Recently, Alabama faced the devastating news that mandatory certification of court reporters could possibly cease to exist October 1, 2010. What began as a sunset bill (SB564), with no controversial issues, should have passed quickly and without opposition. However, the bill was amended on the floor of the legislature without the knowledge of the Alabama Court Reporters Association -- and with a misrepresentation that ACRA and the Alabama Board of Court Reporting were in agreement with the amendments when, in fact, we knew nothing about them. Those who sought to undermine many years of hard work in obtaining certification in our state were assisted by the powerful trial lawyers association, the Alabama Association for Justice, who were possibly victims of misrepresentation as well.

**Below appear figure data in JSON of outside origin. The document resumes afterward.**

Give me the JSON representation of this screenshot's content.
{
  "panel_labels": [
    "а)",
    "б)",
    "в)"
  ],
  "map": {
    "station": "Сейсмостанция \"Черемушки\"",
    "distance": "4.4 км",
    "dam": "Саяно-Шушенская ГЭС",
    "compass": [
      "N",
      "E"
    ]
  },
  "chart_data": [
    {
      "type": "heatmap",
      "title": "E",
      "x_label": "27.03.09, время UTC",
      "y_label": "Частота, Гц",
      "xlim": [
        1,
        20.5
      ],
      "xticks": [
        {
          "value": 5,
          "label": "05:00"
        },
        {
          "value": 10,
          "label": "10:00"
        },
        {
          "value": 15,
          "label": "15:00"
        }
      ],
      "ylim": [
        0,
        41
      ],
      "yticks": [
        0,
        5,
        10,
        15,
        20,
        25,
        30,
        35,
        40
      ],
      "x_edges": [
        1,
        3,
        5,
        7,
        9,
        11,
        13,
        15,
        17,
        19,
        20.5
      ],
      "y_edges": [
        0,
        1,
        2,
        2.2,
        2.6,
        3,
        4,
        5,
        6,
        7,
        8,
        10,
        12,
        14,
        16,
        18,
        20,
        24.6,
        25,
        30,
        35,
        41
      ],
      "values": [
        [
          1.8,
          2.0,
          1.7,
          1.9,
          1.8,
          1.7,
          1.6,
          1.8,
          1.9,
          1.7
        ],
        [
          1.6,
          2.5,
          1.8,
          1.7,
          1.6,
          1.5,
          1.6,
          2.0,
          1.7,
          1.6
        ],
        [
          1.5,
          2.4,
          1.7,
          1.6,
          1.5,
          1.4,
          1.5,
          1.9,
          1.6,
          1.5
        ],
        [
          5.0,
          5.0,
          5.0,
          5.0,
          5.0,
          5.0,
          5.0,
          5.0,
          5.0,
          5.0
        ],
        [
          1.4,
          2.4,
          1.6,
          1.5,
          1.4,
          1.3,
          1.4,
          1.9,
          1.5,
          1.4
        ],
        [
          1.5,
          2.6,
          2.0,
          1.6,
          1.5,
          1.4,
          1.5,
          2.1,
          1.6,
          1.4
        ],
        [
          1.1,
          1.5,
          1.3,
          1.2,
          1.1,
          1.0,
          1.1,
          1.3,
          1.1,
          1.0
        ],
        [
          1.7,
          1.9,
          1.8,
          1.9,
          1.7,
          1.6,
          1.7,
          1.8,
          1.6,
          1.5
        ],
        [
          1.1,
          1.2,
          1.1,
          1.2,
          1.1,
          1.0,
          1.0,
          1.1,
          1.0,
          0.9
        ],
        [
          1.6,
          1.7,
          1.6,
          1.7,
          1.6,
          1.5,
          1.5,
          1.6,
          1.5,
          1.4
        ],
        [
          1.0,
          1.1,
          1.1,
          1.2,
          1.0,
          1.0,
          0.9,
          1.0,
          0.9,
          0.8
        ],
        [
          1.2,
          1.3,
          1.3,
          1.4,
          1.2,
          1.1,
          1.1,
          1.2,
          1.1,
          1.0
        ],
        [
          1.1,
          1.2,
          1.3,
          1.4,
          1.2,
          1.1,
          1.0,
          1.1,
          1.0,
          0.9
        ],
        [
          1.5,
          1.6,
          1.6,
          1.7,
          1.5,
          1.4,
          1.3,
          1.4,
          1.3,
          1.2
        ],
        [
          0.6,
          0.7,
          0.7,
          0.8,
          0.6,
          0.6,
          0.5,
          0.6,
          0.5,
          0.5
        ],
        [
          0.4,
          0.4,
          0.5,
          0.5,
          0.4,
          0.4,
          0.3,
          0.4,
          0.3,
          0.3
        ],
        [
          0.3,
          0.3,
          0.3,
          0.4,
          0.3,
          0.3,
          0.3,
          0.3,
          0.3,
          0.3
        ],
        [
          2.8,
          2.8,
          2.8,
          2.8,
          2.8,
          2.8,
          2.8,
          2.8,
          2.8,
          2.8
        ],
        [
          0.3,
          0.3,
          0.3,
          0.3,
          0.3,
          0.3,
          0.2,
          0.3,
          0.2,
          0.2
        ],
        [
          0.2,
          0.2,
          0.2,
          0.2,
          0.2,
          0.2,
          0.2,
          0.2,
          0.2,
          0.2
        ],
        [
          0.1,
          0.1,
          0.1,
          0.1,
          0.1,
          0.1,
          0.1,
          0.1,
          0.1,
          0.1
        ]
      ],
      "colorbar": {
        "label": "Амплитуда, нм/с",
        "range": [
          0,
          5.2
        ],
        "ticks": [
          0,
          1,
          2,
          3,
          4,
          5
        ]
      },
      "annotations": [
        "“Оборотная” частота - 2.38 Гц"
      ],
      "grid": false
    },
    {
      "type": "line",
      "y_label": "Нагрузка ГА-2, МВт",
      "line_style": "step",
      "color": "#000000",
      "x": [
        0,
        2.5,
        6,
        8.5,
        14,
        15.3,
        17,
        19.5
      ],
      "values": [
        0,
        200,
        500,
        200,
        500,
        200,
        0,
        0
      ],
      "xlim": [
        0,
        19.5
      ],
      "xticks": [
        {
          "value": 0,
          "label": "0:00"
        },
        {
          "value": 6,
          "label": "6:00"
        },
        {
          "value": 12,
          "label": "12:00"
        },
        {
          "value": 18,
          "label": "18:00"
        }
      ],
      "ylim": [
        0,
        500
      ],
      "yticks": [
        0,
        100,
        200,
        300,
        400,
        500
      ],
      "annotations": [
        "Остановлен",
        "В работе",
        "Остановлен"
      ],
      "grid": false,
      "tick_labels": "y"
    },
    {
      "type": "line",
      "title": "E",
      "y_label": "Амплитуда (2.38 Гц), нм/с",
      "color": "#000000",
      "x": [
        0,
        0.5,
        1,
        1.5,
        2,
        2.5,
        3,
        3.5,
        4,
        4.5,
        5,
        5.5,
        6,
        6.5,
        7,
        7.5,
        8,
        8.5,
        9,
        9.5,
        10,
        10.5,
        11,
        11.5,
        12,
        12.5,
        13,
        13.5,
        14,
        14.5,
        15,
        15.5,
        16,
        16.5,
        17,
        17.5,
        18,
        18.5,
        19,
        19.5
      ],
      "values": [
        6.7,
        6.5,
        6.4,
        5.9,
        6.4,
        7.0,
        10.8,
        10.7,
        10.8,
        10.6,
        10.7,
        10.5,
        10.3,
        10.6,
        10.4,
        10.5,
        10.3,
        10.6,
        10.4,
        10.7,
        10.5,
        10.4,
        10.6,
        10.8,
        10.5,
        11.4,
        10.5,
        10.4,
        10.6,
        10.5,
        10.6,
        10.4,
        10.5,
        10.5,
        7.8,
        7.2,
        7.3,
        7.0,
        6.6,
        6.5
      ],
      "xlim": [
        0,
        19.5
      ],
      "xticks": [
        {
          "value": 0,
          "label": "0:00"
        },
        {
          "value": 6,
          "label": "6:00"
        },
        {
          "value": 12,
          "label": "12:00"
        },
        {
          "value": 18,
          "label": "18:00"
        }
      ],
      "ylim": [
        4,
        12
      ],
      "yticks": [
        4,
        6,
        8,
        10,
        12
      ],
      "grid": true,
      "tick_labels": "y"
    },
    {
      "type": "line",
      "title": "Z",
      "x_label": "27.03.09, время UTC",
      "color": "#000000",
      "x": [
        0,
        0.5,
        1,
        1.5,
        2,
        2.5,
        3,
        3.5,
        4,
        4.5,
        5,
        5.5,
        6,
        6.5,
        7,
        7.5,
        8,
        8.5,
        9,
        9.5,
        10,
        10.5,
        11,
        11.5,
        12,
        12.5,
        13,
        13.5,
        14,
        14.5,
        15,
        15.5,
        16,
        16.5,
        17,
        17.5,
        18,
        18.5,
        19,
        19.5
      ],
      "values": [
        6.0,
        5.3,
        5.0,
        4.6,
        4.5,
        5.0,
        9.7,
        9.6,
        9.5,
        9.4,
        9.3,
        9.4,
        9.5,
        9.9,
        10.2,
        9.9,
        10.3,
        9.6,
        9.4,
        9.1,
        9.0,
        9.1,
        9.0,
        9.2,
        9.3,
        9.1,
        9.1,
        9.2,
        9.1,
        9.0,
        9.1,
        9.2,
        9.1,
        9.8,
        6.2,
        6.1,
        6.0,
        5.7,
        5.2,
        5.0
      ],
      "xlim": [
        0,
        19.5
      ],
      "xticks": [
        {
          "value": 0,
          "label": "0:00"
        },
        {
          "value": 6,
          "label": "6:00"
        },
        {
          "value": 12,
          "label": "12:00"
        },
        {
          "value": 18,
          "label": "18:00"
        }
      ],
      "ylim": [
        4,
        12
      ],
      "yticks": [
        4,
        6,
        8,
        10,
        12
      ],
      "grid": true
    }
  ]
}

ABCR and ACRA immediately began intense grassroots efforts, and court reporters became a daily presence at the Alabama State House. As a result of the training ACRA leaders received at NCRA’s Legislative Boot Camp, we were able to implement those grassroots efforts Sheree Cater and I had learned, and SB564 successfully passed the Senate and the House and now has Governor Riley’s signature. With only minimal amended language in the bill, our efforts have paid off! Boot Camp provided us the knowledge, skills, and confidence to take action and achieve positive results.

Mary Hicks, RPR, is president-elect of the Alabama Court Reporters Association.